Sternberg, George Miller

Sternberg, George Miller

(stûrn`bərg), 1838–1915, American bacteriologist and surgeon-general of the U.S. army, b. Hartwick, N.Y., M.D. Columbia, 1860. He was assistant surgeon in the U.S. army during the Civil War, was breveted for bravery in the Civil War and the Nez Percé conflict, and became surgeon-general in 1893. Regarded as the founder of American bacteriology, he did pioneering work in the field, discovering that streptococcus caused pneumonia and confirming the causes of malaria and other diseases.
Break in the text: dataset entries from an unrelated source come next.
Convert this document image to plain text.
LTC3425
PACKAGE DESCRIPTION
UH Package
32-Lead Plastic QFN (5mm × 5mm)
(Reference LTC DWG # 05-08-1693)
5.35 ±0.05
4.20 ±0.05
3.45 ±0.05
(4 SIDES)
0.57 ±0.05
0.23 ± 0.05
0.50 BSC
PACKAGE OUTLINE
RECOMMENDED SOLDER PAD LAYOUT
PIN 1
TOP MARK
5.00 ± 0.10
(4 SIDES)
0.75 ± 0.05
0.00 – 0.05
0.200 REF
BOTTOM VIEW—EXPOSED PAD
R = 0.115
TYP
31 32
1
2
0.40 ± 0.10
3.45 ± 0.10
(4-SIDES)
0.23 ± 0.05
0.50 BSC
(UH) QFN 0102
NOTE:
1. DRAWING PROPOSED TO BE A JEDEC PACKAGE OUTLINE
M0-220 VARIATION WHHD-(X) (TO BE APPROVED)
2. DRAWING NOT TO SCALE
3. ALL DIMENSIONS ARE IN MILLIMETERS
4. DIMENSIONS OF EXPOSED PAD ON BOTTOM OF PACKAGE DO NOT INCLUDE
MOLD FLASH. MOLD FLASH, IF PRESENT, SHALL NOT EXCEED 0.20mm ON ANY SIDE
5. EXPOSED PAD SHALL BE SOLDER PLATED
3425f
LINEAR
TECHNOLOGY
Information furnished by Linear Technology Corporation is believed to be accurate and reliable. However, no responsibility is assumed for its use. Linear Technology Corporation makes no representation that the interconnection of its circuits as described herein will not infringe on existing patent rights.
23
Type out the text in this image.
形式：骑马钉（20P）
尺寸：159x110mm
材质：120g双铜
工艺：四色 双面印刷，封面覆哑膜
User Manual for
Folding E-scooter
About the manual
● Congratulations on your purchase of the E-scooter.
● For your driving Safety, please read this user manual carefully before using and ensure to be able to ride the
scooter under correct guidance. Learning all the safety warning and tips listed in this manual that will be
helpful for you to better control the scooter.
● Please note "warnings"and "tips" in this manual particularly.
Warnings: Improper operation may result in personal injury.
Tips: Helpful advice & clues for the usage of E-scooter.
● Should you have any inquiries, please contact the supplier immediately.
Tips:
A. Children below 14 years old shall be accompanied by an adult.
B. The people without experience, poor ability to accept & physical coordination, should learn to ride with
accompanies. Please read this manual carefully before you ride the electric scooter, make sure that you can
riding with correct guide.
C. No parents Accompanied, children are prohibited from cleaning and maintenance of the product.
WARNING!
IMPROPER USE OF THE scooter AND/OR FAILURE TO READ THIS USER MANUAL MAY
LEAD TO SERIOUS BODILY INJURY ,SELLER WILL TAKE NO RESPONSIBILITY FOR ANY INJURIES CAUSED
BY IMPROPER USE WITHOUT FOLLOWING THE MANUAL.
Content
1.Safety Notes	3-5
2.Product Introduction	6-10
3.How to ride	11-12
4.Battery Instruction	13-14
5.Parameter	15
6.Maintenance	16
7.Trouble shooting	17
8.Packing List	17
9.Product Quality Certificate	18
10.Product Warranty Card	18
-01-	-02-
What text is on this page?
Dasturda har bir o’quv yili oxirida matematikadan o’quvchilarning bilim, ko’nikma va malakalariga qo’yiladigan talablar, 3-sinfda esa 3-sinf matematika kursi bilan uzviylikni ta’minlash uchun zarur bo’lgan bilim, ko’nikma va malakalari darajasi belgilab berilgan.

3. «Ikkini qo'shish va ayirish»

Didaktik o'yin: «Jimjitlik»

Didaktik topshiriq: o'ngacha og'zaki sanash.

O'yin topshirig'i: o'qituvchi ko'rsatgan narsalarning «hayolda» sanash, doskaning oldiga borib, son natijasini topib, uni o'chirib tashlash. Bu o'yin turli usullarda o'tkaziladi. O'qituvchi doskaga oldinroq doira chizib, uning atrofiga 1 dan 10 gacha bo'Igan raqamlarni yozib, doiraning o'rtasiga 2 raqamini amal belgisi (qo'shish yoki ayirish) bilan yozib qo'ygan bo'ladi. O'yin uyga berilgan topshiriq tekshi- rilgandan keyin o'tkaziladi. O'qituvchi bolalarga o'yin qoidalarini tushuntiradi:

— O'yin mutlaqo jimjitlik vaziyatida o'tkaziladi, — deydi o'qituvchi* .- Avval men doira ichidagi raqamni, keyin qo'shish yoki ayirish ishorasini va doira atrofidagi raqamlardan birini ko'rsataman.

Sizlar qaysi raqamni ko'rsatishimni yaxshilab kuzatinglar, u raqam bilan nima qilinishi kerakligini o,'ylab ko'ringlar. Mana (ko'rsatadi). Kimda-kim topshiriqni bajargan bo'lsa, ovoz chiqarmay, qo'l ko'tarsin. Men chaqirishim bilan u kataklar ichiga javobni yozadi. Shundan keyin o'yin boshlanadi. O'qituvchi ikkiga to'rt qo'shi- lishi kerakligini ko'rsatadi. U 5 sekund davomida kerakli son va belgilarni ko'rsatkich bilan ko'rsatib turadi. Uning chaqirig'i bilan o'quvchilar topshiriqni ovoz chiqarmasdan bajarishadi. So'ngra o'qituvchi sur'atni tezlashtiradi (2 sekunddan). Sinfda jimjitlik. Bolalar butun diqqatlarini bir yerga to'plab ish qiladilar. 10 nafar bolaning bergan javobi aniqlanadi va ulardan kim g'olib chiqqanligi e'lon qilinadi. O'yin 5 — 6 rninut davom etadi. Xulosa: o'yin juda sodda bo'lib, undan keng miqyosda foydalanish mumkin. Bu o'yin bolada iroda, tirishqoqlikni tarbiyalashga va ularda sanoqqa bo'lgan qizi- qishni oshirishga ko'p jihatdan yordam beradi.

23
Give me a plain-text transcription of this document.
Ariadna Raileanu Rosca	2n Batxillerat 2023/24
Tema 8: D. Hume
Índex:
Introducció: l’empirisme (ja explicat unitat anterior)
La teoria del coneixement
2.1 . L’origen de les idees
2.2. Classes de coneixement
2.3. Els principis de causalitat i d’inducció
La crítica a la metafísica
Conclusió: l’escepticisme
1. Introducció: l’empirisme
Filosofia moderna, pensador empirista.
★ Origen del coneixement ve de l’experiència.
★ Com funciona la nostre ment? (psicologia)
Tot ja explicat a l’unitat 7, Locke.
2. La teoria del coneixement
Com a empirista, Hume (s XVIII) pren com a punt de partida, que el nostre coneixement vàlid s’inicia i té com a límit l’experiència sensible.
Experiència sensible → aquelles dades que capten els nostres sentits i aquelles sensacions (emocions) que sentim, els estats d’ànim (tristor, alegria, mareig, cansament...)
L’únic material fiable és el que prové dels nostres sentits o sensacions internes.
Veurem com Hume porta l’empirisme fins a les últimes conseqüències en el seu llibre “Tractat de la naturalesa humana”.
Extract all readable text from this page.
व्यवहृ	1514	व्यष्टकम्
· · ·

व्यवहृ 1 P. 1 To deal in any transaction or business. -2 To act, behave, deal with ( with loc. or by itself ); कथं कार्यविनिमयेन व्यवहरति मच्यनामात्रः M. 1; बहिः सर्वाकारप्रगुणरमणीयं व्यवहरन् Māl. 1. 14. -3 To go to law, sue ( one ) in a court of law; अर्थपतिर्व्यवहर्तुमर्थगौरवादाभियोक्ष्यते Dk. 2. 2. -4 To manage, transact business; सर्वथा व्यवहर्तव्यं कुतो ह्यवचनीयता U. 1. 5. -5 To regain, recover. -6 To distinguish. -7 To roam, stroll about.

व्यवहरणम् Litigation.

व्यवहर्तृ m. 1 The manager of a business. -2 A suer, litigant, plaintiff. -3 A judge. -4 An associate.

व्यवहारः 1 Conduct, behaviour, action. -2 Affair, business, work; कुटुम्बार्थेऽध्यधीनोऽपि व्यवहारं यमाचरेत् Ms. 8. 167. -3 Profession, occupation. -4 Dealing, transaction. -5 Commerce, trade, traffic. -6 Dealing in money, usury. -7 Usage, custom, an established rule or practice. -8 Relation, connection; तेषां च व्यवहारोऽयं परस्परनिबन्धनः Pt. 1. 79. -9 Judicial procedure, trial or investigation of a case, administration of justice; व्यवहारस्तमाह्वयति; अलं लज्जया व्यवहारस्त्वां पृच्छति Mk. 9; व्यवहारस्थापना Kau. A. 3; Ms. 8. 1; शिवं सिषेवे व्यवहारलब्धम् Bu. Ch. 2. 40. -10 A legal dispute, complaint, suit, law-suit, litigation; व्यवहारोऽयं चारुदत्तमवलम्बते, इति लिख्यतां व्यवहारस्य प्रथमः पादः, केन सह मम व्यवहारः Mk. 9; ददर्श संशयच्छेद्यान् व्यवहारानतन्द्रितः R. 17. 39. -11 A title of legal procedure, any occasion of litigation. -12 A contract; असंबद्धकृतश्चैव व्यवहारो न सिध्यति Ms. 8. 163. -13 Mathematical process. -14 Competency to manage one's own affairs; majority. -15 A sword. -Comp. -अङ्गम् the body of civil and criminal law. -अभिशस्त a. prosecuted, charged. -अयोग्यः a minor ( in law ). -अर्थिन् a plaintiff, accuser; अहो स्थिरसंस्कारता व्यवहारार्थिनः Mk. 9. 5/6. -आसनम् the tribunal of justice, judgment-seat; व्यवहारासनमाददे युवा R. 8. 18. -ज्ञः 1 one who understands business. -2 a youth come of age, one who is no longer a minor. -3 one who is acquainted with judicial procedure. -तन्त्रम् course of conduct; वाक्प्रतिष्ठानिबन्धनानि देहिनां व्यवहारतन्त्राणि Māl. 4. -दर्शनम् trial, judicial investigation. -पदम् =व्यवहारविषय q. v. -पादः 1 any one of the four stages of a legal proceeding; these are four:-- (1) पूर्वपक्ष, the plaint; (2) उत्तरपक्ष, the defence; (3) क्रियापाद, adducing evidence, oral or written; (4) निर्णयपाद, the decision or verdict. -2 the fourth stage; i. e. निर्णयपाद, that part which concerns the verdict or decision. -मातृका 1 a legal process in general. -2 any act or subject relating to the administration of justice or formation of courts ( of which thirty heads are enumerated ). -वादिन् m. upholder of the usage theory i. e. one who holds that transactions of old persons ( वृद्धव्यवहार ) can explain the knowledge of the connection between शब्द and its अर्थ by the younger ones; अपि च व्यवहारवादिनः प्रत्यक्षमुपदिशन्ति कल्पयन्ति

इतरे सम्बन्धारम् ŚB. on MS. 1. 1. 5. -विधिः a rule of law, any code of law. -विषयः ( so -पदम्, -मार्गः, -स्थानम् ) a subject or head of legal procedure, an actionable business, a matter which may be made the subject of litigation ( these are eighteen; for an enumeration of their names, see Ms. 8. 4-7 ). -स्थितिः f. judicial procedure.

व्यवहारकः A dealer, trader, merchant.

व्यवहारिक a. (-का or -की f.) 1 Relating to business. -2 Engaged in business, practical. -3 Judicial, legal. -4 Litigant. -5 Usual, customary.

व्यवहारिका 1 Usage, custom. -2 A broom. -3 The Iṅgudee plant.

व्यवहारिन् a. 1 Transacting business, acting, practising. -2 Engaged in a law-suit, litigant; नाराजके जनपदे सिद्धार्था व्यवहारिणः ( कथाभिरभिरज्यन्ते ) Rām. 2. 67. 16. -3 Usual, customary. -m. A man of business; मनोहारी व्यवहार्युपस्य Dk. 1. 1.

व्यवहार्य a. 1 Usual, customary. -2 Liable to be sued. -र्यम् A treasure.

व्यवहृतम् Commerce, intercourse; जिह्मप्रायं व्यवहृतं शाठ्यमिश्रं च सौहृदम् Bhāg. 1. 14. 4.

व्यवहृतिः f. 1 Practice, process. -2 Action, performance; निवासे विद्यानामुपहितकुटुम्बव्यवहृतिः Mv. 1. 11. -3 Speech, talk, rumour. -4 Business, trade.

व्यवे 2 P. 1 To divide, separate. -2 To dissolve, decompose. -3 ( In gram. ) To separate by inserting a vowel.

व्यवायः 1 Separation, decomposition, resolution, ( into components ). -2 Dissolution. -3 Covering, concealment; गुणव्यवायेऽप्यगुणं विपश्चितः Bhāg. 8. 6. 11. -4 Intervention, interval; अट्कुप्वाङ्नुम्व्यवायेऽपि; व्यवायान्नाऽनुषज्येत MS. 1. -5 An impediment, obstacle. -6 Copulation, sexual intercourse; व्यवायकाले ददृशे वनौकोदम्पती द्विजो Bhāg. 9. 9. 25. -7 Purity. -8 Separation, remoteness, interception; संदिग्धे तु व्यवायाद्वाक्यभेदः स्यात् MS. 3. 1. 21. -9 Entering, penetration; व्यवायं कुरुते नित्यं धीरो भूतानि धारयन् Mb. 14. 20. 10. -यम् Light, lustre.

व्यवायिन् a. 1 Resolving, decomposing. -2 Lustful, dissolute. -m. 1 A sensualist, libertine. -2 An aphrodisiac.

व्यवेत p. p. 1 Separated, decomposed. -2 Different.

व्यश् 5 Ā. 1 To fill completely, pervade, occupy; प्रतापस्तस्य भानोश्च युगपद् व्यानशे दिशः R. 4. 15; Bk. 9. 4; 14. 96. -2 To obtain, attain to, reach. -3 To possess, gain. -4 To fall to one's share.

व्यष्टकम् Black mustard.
He also did valuable work in the control of infectious diseases and founded the Army Medical School. Among his works are Textbook of Bacteriology (1895) and Infection and Immunity (1903).

Sternberg, George Miller

(1838–1915) bacteriologist, epidemiologist; born in Otsego County, N.Y. As a surgeon in the Union army during the Civil War, he was present at several battles, but spent the final months on hospital duty after he contracted typhoid fever. He remained in the army, and during the 1870s he became an authority on yellow fever. Assigned to the Havana Yellow Fever Commission (1879–80), he was one of the first to use photomicrography in the course of his investigations. He would go on to be the codiscoverer (with Louis Pasteur) of the pneumococcus, the plasmodium of malaria, and the bacilli of tuberculosis and typhoid fever. His research on microorganisms reinforced his interest in disinfection, resulting in his essay Disinfection and Individual Prophylaxis against Infectious Diseases (1886). As the pioneer American bacteriologist, he laid down the basics of the science, summed up in his major text, A Manual of Bacteriology (1892). Promoted to surgeon general of the U.S. Army (1893–1902), he oversaw the establishment of the Army Medical School, the Army Nurse Corps, the Army Dental Corps, the Typhoid Fever Board (1898), and the Yellow Fever Commission, headed by Walter Reed (1900).